Machines seeing the lines
Beyond kitties dancing, mongrels skateboarding and babies biting, YouTube videos sometimes — believe it or not — cross content lines, resulting in the offending materials experiencing a takedown.
That happened with almost 8.3 million videos in the fourth quarter of last year, according to YouTube. The task of finding and removing the rogue recordings sounds laborious and, doubtless at one point it was. Until the machines zipped into the picture.
Artificially intelligent computer systems nabbed 80 percent of the videos YouTube yanked off its site in that final quarter. The moves were necessitated partly by the fact that, as the New York Times’ Cade Metz recently explained, advertisers foot the bill, and their promotions sometimes appear automatically (re: randomly) next to videos with which YouTube clients would rather not to be associated.
Thus, the complaints flowed. Responding by removing the videos was no small task for YouTube.
First, there was the matter of figuring out how. Then there was the far stickier affair: explaining why. The issue entailed free speech being paired against civil discourse, and however free speech might rock, it sometimes takes a pummeling in cases like these. Free speech, after all, is dingy business when every range of extremist freely gallops through cyberspace. Mild-mannered, but wild-eyed conspiracy theorists prowl one end of the spectrum, and predators and supremacists skulk about the other.
As Stanford University’s Eileen Donahoe told Metz: “It’s a hard problem to solve.”
Here come the machines, cleaning up man’s mess, substantively resolving the question of how to do it while still leaving humans to figure out why. Users identify three reasons for flagging content: it is considered sexual, misleading or spam (a ripoff) or hateful and abusive.

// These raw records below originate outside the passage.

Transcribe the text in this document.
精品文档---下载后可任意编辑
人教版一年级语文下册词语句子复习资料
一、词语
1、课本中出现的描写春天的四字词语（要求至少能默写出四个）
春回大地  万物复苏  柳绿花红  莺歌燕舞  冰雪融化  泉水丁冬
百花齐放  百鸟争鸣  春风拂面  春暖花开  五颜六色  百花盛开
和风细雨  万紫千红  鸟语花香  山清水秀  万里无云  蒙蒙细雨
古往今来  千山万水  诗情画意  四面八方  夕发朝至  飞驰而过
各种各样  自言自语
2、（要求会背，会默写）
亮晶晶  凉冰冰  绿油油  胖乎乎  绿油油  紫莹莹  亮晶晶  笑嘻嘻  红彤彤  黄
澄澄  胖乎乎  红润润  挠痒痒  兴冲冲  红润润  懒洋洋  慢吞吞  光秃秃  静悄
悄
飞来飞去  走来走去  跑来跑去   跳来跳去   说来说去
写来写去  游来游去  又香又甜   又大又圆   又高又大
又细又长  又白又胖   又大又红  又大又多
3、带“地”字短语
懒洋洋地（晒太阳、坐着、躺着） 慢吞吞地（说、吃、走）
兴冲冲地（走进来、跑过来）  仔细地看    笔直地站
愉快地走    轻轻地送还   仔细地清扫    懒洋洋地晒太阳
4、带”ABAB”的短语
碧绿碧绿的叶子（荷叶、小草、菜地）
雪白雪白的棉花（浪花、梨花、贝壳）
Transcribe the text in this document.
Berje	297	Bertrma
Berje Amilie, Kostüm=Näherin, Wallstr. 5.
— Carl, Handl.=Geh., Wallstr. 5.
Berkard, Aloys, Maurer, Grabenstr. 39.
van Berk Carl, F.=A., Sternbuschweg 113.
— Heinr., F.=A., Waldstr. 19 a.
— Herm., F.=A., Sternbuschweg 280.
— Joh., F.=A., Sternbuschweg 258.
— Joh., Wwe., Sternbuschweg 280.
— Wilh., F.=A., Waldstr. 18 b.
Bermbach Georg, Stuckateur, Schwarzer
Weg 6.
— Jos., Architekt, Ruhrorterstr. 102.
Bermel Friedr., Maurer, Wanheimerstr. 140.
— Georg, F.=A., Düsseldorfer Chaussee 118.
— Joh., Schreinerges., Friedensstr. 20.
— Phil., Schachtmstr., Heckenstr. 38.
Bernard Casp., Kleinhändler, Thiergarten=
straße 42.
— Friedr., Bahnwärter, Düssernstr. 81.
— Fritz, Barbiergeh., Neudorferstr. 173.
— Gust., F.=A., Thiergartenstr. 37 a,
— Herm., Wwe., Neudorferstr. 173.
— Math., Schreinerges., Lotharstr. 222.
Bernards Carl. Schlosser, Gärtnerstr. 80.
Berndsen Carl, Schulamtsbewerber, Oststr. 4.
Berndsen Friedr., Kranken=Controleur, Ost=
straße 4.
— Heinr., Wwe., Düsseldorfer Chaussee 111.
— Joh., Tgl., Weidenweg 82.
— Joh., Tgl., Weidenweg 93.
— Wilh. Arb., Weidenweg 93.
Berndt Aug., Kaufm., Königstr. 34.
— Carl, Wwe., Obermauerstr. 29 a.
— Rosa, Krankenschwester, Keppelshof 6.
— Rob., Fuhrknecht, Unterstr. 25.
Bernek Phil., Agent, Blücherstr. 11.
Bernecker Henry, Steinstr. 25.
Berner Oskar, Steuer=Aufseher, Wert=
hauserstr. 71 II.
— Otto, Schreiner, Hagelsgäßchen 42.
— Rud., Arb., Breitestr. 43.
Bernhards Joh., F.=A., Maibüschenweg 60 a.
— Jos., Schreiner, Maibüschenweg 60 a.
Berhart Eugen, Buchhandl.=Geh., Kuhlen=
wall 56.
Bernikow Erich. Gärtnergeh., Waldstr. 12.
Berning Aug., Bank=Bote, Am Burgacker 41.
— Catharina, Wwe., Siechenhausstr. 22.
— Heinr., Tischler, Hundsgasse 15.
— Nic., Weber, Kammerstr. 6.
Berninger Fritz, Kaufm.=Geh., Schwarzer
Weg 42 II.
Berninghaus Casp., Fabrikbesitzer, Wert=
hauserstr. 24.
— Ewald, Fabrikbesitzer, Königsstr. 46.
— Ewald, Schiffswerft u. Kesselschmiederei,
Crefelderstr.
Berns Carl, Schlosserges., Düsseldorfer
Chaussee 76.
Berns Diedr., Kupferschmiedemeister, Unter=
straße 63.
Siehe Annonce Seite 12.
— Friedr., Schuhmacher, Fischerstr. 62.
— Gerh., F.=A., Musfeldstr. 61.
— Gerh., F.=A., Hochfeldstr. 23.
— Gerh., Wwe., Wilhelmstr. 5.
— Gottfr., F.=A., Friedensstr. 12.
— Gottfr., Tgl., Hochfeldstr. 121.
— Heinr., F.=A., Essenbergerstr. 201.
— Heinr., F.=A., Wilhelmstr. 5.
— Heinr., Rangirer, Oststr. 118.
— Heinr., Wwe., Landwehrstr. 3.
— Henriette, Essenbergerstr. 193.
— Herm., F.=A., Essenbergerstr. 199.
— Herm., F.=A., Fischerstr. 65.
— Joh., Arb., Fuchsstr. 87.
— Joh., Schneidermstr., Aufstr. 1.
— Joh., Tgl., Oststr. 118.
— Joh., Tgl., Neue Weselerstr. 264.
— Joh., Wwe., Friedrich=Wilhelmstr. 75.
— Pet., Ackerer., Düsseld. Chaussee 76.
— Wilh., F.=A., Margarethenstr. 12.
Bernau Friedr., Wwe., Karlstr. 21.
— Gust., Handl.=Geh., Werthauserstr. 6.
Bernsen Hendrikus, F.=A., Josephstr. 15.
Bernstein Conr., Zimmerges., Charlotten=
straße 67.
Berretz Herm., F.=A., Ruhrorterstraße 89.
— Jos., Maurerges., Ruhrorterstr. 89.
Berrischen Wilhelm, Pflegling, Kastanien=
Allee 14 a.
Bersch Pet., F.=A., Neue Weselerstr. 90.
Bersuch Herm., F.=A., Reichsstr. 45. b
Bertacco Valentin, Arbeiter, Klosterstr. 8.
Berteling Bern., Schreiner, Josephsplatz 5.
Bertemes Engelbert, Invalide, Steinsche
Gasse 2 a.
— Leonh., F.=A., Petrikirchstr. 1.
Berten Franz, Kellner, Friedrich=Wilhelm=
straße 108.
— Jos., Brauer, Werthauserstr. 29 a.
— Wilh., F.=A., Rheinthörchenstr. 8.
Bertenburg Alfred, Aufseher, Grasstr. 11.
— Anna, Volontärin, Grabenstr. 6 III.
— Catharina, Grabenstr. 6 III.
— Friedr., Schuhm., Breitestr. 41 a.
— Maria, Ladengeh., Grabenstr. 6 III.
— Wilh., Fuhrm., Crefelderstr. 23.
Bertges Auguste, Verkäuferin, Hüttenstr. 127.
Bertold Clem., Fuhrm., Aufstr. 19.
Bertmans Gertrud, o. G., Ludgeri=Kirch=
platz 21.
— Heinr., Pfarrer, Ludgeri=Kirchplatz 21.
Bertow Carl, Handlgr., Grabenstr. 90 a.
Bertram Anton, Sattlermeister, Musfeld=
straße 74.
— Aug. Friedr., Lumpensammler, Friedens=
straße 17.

Judgment, a thing in which people still excel over computers, is an enduring necessity in determining which videos stay. Violence might be OK in a movie, but the real stuff requires careful handling. Ditto explicit material. So how does one know the difference? Judgment. When that fails, whether the artificial kind or that applied by humans, outrage can result, as was the case last year when disturbing videos slipped past filters on the child-friendly YouTube Kids app.
After the breakdown made a large splash in both mainstream and social media, Google pledged in December to hire 10,000 people to tackle policy violations. YouTube says it has filled most of the jobs allotted it, but machines nonetheless are carrying out the bulk of the work, removing three in four videos before they were even viewed.
That’s a testament to the enlarging capacity of technology to rise alongside humans to take on complex quandaries, like this classic clash between free speech and civility, decorum and decency. Machine learning is giving systems the ability to sift through dilemmas and decide, a realm once exclusive to humans. It’s a critical function given the enormity of the task. The job, after all, is too much for humans, even thousands of them.
Anyone seeking evidence of the extraordinary capacities of technology needn’t look further than YouTube’s recent experience removing troubling content. The fear among the afraid is that human efforts to manage machines only will end with machines managing humans. The reality is, as YouTube can attest, machines might provide humans the necessary means to at least partly manage themselves.